I, of course, decided to add a little ground elk to the whole mixture. This is not, after all, a vegetarian blog. I was pretty happy with the way they turned out. It was denser than your typical falafel, as one might guess, but lighter and fluffier than a traditional meatball. And, as long as you stick with venison or lamb and don’t eat it with dairy, it’s still even kosher/halal. Next time, maybe I will do falafel encased scotch eggs. Or something equally weird and delicious.

A little note – my falafel mix was actually not green enough! Dangit. I adjusted the recipe to include more mint and parsley. Because that’s how I will be making it from here on out.

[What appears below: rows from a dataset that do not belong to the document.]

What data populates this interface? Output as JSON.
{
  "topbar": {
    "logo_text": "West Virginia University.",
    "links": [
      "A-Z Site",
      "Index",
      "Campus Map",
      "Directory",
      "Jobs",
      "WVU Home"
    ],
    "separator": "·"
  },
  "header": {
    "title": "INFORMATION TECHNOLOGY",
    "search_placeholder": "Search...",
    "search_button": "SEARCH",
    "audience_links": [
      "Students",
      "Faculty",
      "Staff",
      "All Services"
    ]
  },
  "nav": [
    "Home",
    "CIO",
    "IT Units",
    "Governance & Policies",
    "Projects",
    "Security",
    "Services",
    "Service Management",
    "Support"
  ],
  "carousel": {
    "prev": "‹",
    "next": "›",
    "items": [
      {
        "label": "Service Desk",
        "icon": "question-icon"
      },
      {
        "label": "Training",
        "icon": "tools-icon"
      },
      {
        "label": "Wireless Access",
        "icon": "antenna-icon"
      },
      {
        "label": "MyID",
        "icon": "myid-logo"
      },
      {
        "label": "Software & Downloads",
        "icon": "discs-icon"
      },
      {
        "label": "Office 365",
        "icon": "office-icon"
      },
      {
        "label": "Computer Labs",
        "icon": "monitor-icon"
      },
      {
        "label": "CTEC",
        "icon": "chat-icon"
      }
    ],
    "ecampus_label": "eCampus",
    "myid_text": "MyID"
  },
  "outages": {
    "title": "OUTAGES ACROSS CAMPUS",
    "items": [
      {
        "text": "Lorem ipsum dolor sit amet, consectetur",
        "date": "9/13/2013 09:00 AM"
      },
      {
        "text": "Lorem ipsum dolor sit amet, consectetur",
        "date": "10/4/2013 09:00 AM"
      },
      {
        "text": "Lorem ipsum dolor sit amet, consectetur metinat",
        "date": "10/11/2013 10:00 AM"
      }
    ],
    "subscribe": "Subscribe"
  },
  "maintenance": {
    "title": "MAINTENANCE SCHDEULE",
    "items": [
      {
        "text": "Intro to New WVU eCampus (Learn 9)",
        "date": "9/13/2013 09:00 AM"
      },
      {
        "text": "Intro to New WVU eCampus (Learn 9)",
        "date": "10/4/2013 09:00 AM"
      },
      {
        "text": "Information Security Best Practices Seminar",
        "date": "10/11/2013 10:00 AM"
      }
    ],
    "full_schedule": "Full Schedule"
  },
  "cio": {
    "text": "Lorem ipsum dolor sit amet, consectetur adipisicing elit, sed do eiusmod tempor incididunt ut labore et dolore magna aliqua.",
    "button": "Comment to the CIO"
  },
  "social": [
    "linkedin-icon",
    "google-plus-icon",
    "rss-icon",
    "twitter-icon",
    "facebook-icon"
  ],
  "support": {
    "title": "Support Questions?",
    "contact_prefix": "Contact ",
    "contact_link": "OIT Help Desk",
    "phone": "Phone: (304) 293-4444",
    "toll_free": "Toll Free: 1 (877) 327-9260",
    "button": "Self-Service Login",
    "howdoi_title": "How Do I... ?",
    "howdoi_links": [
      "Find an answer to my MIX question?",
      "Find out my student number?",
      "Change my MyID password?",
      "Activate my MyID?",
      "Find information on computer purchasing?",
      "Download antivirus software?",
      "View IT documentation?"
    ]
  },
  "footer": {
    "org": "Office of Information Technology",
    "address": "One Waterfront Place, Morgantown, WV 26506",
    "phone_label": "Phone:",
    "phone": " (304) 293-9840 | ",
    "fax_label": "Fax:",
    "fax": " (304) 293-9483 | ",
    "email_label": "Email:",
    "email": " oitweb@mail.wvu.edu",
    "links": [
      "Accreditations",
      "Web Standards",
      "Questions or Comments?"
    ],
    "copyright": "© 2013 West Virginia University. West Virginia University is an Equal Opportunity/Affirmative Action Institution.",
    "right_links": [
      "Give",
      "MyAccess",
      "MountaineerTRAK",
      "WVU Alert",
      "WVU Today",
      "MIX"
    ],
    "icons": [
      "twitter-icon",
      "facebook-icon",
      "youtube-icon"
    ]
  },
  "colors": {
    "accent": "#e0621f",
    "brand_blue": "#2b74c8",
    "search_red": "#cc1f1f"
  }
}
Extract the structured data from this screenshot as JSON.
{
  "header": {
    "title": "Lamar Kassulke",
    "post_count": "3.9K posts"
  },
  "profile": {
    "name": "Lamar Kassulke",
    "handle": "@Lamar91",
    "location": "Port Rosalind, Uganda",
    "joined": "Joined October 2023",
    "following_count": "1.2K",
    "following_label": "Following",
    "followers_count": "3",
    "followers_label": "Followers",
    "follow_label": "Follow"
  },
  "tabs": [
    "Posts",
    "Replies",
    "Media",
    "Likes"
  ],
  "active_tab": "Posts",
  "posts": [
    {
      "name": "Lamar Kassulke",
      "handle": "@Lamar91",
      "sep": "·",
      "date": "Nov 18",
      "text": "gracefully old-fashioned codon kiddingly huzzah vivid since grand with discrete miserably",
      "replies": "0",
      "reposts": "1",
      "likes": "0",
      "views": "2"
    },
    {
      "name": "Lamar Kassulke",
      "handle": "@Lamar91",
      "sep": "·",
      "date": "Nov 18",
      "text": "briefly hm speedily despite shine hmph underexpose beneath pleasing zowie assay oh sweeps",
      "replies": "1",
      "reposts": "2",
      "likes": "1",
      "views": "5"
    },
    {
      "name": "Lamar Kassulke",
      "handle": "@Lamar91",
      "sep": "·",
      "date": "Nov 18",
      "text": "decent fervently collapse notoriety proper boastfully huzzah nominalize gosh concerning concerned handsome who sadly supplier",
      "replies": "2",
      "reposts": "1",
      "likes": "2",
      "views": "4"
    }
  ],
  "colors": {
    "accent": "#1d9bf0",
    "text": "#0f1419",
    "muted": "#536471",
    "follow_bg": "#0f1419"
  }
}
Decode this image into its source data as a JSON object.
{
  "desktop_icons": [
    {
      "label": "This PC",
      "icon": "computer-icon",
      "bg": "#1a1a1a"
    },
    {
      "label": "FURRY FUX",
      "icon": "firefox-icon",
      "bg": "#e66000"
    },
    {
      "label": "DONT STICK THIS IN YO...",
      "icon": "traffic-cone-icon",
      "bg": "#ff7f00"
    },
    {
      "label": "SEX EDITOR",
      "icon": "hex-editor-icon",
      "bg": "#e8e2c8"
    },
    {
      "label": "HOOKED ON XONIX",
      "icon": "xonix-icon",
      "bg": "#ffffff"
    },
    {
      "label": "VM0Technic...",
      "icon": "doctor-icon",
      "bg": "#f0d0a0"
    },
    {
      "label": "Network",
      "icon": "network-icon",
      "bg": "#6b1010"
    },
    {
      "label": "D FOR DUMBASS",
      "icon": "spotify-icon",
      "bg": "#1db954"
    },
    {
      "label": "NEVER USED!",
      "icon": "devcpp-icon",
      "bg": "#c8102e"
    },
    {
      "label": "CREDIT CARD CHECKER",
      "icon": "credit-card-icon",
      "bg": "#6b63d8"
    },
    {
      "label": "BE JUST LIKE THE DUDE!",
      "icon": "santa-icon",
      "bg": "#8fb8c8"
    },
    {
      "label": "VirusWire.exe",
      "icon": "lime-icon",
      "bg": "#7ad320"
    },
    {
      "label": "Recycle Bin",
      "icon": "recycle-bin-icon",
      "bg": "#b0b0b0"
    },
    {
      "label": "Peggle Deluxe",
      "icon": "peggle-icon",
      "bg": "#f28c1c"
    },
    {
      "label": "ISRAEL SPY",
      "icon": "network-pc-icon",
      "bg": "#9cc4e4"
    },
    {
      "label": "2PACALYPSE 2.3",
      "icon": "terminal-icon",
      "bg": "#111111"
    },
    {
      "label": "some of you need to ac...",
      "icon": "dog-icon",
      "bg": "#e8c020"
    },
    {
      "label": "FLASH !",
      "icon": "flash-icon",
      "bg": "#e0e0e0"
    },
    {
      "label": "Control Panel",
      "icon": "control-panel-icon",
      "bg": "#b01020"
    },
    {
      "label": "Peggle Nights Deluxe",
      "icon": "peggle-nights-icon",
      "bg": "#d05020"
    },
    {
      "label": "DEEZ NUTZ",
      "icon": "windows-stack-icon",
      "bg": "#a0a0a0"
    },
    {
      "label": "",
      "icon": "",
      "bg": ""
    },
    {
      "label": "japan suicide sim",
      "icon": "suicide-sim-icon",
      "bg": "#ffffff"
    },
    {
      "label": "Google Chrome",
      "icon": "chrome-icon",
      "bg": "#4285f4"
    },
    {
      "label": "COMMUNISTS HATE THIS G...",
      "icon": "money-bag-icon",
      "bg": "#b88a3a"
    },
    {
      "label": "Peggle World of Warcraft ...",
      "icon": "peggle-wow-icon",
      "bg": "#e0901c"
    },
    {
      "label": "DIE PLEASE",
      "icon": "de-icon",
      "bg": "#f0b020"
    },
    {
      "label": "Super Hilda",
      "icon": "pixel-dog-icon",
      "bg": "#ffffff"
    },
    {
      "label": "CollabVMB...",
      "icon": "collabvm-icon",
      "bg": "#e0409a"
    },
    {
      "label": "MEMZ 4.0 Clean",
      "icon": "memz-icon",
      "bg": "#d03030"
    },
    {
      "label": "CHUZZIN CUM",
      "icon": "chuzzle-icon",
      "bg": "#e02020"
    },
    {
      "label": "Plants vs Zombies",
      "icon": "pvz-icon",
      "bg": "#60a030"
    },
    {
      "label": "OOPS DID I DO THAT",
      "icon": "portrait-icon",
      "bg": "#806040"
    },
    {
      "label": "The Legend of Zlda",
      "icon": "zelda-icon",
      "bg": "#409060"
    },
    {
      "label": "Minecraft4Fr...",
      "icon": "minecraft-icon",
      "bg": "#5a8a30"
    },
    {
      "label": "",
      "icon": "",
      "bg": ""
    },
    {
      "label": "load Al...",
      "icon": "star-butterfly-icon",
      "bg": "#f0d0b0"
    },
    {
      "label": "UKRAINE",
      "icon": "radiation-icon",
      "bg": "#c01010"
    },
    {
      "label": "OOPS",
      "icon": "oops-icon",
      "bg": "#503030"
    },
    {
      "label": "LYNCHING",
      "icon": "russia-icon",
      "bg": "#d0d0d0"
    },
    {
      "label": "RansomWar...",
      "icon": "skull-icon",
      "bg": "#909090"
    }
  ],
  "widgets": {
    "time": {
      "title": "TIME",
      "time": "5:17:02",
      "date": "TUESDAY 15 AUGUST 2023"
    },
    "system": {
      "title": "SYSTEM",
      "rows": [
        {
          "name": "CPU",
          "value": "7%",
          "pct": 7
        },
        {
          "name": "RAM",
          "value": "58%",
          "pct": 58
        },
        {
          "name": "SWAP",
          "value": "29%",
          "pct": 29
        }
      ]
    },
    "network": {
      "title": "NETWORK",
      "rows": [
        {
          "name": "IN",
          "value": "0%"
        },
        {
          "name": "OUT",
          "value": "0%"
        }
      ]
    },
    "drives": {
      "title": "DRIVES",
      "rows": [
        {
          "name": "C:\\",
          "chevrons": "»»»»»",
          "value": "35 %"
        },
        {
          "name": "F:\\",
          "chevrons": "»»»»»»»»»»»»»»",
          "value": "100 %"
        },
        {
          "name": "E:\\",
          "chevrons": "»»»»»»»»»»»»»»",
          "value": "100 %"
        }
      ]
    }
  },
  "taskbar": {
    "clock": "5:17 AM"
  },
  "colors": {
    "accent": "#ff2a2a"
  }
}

Just don’t be a jerk and go trying to trick vegetarians into eating meat with this.

Print
Meatlafel
Ingredients
  • 1 pound dry garbanzo beans about 2 cups
  • 1 small onion roughly chopped
  • 2 bunches parsely stems removed
  • 1 bunch mint stems removed
  • 5 cloves garlic peeled
  • 1 1/2 tbsp flour
  • 2 tsp salt
  • 2 tsp ground cumin
  • 1/2 tsp cayenne pepper or to taste
  • pinch ground cardamom
  • 1/2 pound ground venison
  • 1/4 cup frying oil
  • tahini for serving
Instructions
  1. Cover the garbanzo beans with about 3 inches of water in a large bowl. Let sit overnight. Drain.

  2. Add the beans, onion, garlic, herbs, spices and flour to a food processor and blend until you get a coarse paste. If the mixture seems a little too wet, sprinkle in a little more flour.

  3. Remove to a bowl and add in the meat. Mix with your hands until the meat is well incorporated into the mixture. Roll into balls about the size of meatballs, and slightly flatten them.

  4. Heat a skillet with 1/4 inch oil over medium-high heat. Start with one ball and fry about 3 minutes per side, until it's golden brown and cooked all the way through. Test the ball to make sure it cooks all the way through. Then, fry up the rest of the balls, removing them to a paper towel to drain as you work in batches.

  5. Serve hot in a pita with tahini sauce or tzatziki sauce (if you're not worried about kosher eating). 

Non-game substitution: Lamb would be a great choice, but any ground meat will work.

Vegetarian substitution: Omit the meat.